Rainy autumns and springs tend to favour spore germination as spores are retained between scales of buds, in bark fissures and in cankers themselves that self-sustain.

All wounds resulting from pruning (performed notably during wet periods), leaf fall, shedding of scales of buds during bud burst period, thin, frost provide entry points for spores.

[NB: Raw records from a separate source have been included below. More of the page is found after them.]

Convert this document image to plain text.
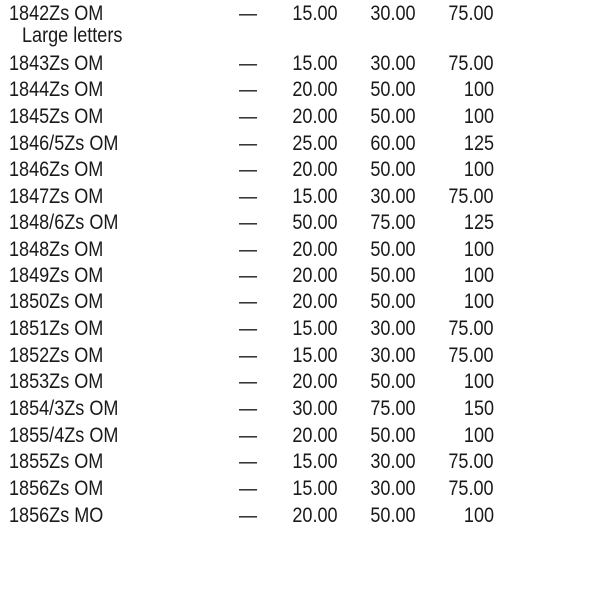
1842Zs OM	— 15.00 30.00 75.00
Large letters
1843Zs OM	— 15.00 30.00 75.00
1844Zs OM	— 20.00 50.00 100
1845Zs OM	— 20.00 50.00 100
1846/5Zs OM	— 25.00 60.00 125
1846Zs OM	— 20.00 50.00 100
1847Zs OM	— 15.00 30.00 75.00
1848/6Zs OM	— 50.00 75.00 125
1848Zs OM	— 20.00 50.00 100
1849Zs OM	— 20.00 50.00 100
1850Zs OM	— 20.00 50.00 100
1851Zs OM	— 15.00 30.00 75.00
1852Zs OM	— 15.00 30.00 75.00
1853Zs OM	— 20.00 50.00 100
1854/3Zs OM	— 30.00 75.00 150
1855/4Zs OM	— 20.00 50.00 100
1855Zs OM	— 15.00 30.00 75.00
1856Zs OM	— 15.00 30.00 75.00
1856Zs MO	— 20.00 50.00 100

Stress caused by drought, poor nutrition at root level (active beneath crown), soil compaction, etc. contributes to tree weakening, making it hard to defend itself.

How to combat cankers?

The steps for treating canker are as follows :

  • Where possible, remove all shoots affected by canker (depressed or blackened areas). Trunk and large branches will be preserved, hence importance of early intervention. Prune back to healthy wood (uncoloured). Use a pruning shear disinfected with vinegar (50 ml/l of water) or methylated spirits if possible between each cut. Burn pruning waste.
  • Parts that cannot be removed can be scraped back to healthy wood using a small wire brush and a knife to remove torn bark. Then smear the wound with a fungicidal and healing mastic (Pelton…) or, failing that, vegetable oil.
  • Then spray entire tree with a copper-based mixture (Bordeaux mixture, copper oxychloride) which inhibits germination of fungal spores and development of bacteria.
  • Apply further copper treatments before, during and after leaf fall and another before budburst.
  • Sometimes it is better to remove a tree and burn its branches to prevent it infecting entire orchard.
  • For stone fruit trees, prune young trees in dry weather at end of winter or, better still, during summer when you carry out harvest, for example.